How gently he courts her. Does he know? Is it his intention? At this point I feel she hardly deserves him, but if not her than who? They have too much in common. She will eventually understand him in a way no other woman would be able to. And she will hopefully see that he understands her in a way that no one else ever could. That bright beam of love has a hollow, cold place patiently waiting for her warmth and light.

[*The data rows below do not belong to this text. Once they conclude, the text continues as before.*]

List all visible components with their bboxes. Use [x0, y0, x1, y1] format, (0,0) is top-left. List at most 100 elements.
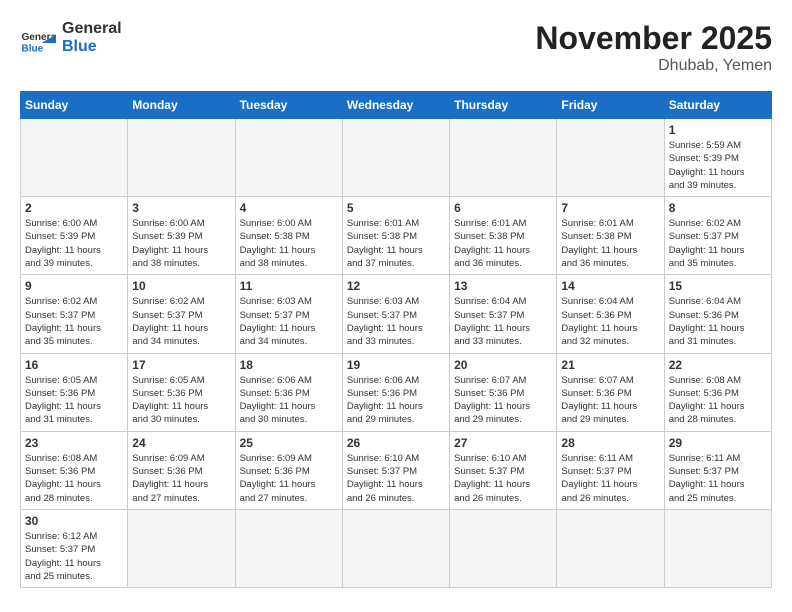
day-info: Sunrise: 6:09 AM Sunset: 5:36 PM Dayligh…: [240, 452, 338, 505]
calendar-cell: 8Sunrise: 6:02 AM Sunset: 5:37 PM Daylig…: [664, 197, 771, 275]
svg-text:Blue: Blue: [21, 44, 43, 55]
week-row-6: 30 Sunrise: 6:12 AM Sunset: 5:37 PM Dayli…: [21, 509, 772, 587]
week-row-4: 16 Sunrise: 6:05 AM Sunset: 5:36 PM Dayli…: [21, 353, 772, 431]
day-info: Sunrise: 6:00 AM Sunset: 5:39 PM Dayligh…: [132, 217, 230, 270]
day-header-saturday: Saturday: [664, 92, 771, 119]
day-info: Sunrise: 6:01 AM Sunset: 5:38 PM Dayligh…: [561, 217, 659, 270]
day-header-monday: Monday: [128, 92, 235, 119]
day-info: Sunrise: 6:04 AM Sunset: 5:37 PM Dayligh…: [454, 295, 552, 348]
calendar-cell: 24 Sunrise: 6:09 AM Sunset: 5:36 PM Dayli…: [128, 431, 235, 509]
calendar-cell: [557, 119, 664, 197]
calendar-cell: 11 Sunrise: 6:03 AM Sunset: 5:37 PM Dayli…: [235, 275, 342, 353]
day-number: 16: [25, 358, 123, 372]
calendar-cell: 6Sunrise: 6:01 AM Sunset: 5:38 PM Daylig…: [450, 197, 557, 275]
day-number: 17: [132, 358, 230, 372]
day-number: 10: [132, 279, 230, 293]
day-header-tuesday: Tuesday: [235, 92, 342, 119]
day-info: Sunrise: 6:06 AM Sunset: 5:36 PM Dayligh…: [347, 374, 445, 427]
calendar-cell: 12Sunrise: 6:03 AM Sunset: 5:37 PM Dayli…: [342, 275, 449, 353]
day-number: 13: [454, 279, 552, 293]
calendar-cell: [342, 509, 449, 587]
day-number: 8: [669, 201, 767, 215]
day-number: 7: [561, 201, 659, 215]
day-info: Sunrise: 6:08 AM Sunset: 5:36 PM Dayligh…: [25, 452, 123, 505]
calendar-cell: 29 Sunrise: 6:11 AM Sunset: 5:37 PM Dayli…: [664, 431, 771, 509]
calendar-cell: 30 Sunrise: 6:12 AM Sunset: 5:37 PM Dayli…: [21, 509, 128, 587]
day-info: Sunrise: 6:00 AM Sunset: 5:39 PM Dayligh…: [25, 217, 123, 270]
calendar-cell: 26Sunrise: 6:10 AM Sunset: 5:37 PM Dayli…: [342, 431, 449, 509]
logo-general-text: General: [62, 20, 122, 38]
calendar-cell: [128, 509, 235, 587]
day-number: 29: [669, 436, 767, 450]
day-info: Sunrise: 6:07 AM Sunset: 5:36 PM Dayligh…: [454, 374, 552, 427]
calendar-cell: [557, 509, 664, 587]
logo: General Blue General Blue: [20, 20, 122, 56]
day-number: 27: [454, 436, 552, 450]
calendar-cell: 14 Sunrise: 6:04 AM Sunset: 5:36 PM Dayli…: [557, 275, 664, 353]
page-header: General Blue General Blue November 2025 …: [20, 20, 772, 75]
day-info: Sunrise: 6:11 AM Sunset: 5:37 PM Dayligh…: [669, 452, 767, 505]
day-info: Sunrise: 6:05 AM Sunset: 5:36 PM Dayligh…: [25, 374, 123, 427]
day-info: Sunrise: 6:04 AM Sunset: 5:36 PM Dayligh…: [561, 295, 659, 348]
day-number: 14: [561, 279, 659, 293]
calendar-cell: [235, 119, 342, 197]
week-row-3: 9Sunrise: 6:02 AM Sunset: 5:37 PM Daylig…: [21, 275, 772, 353]
calendar-cell: 13 Sunrise: 6:04 AM Sunset: 5:37 PM Dayli…: [450, 275, 557, 353]
day-info: Sunrise: 6:04 AM Sunset: 5:36 PM Dayligh…: [669, 295, 767, 348]
calendar-cell: [21, 119, 128, 197]
calendar-cell: 18Sunrise: 6:06 AM Sunset: 5:36 PM Dayli…: [235, 353, 342, 431]
calendar-cell: [235, 509, 342, 587]
calendar-cell: 2 Sunrise: 6:00 AM Sunset: 5:39 PM Daylig…: [21, 197, 128, 275]
day-number: 30: [25, 514, 123, 528]
day-number: 4: [240, 201, 338, 215]
day-number: 2: [25, 201, 123, 215]
day-number: 3: [132, 201, 230, 215]
day-info: Sunrise: 6:06 AM Sunset: 5:36 PM Dayligh…: [240, 374, 338, 427]
day-number: 24: [132, 436, 230, 450]
day-header-wednesday: Wednesday: [342, 92, 449, 119]
calendar-cell: 20Sunrise: 6:07 AM Sunset: 5:36 PM Dayli…: [450, 353, 557, 431]
calendar-cell: 1Sunrise: 5:59 AM Sunset: 5:39 PM Daylig…: [664, 119, 771, 197]
day-info: Sunrise: 6:02 AM Sunset: 5:37 PM Dayligh…: [132, 295, 230, 348]
day-number: 11: [240, 279, 338, 293]
calendar-cell: [450, 119, 557, 197]
title-block: November 2025 Dhubab, Yemen: [535, 20, 772, 75]
day-number: 1: [669, 123, 767, 137]
week-row-2: 2 Sunrise: 6:00 AM Sunset: 5:39 PM Daylig…: [21, 197, 772, 275]
calendar-cell: 21 Sunrise: 6:07 AM Sunset: 5:36 PM Dayli…: [557, 353, 664, 431]
day-info: Sunrise: 6:03 AM Sunset: 5:37 PM Dayligh…: [240, 295, 338, 348]
logo-icon: General Blue: [20, 20, 56, 56]
day-info: Sunrise: 6:01 AM Sunset: 5:38 PM Dayligh…: [347, 217, 445, 270]
day-info: Sunrise: 6:01 AM Sunset: 5:38 PM Dayligh…: [454, 217, 552, 270]
location: Dhubab, Yemen: [535, 57, 772, 75]
calendar-table: SundayMondayTuesdayWednesdayThursdayFrid…: [20, 91, 772, 588]
calendar-cell: 9Sunrise: 6:02 AM Sunset: 5:37 PM Daylig…: [21, 275, 128, 353]
week-row-1: 1Sunrise: 5:59 AM Sunset: 5:39 PM Daylig…: [21, 119, 772, 197]
week-row-5: 23 Sunrise: 6:08 AM Sunset: 5:36 PM Dayli…: [21, 431, 772, 509]
day-info: Sunrise: 6:11 AM Sunset: 5:37 PM Dayligh…: [561, 452, 659, 505]
day-header-thursday: Thursday: [450, 92, 557, 119]
day-info: Sunrise: 6:07 AM Sunset: 5:36 PM Dayligh…: [561, 374, 659, 427]
day-number: 25: [240, 436, 338, 450]
day-number: 28: [561, 436, 659, 450]
day-header-sunday: Sunday: [21, 92, 128, 119]
days-of-week-row: SundayMondayTuesdayWednesdayThursdayFrid…: [21, 92, 772, 119]
month-title: November 2025: [535, 20, 772, 57]
calendar-cell: [450, 509, 557, 587]
day-number: 22: [669, 358, 767, 372]
calendar-cell: 28 Sunrise: 6:11 AM Sunset: 5:37 PM Dayli…: [557, 431, 664, 509]
day-number: 5: [347, 201, 445, 215]
day-number: 21: [561, 358, 659, 372]
day-info: Sunrise: 6:08 AM Sunset: 5:36 PM Dayligh…: [669, 374, 767, 427]
day-info: Sunrise: 6:12 AM Sunset: 5:37 PM Dayligh…: [25, 530, 123, 583]
day-header-friday: Friday: [557, 92, 664, 119]
calendar-cell: 3 Sunrise: 6:00 AM Sunset: 5:39 PM Daylig…: [128, 197, 235, 275]
calendar-body: 1Sunrise: 5:59 AM Sunset: 5:39 PM Daylig…: [21, 119, 772, 588]
day-info: Sunrise: 6:00 AM Sunset: 5:38 PM Dayligh…: [240, 217, 338, 270]
calendar-cell: 16 Sunrise: 6:05 AM Sunset: 5:36 PM Dayli…: [21, 353, 128, 431]
day-number: 23: [25, 436, 123, 450]
day-info: Sunrise: 6:09 AM Sunset: 5:36 PM Dayligh…: [132, 452, 230, 505]
day-number: 15: [669, 279, 767, 293]
calendar-cell: 22 Sunrise: 6:08 AM Sunset: 5:36 PM Dayli…: [664, 353, 771, 431]
calendar-cell: [128, 119, 235, 197]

I read this chapter with bated breath. You did not disappoint. Severus' story is a gift. Hermione is still sooo young. She doesn't see that they do not hate each other. Why can't she see that him spending time with her is a great compliment? He doesn't waste his time on fools. I guess she is still too self involved to see the other side of the tapestry. I have a feeling he has the patience to wait for her to come to her epiphany. Does she really think him ugly? That's really too bad. I hope she grows up enough to see her opportunity. Maybe Severus can tell her how to be free from Molly's curse. I wouldn't believe in it if it weren't for Luna's comment. I trust Luna.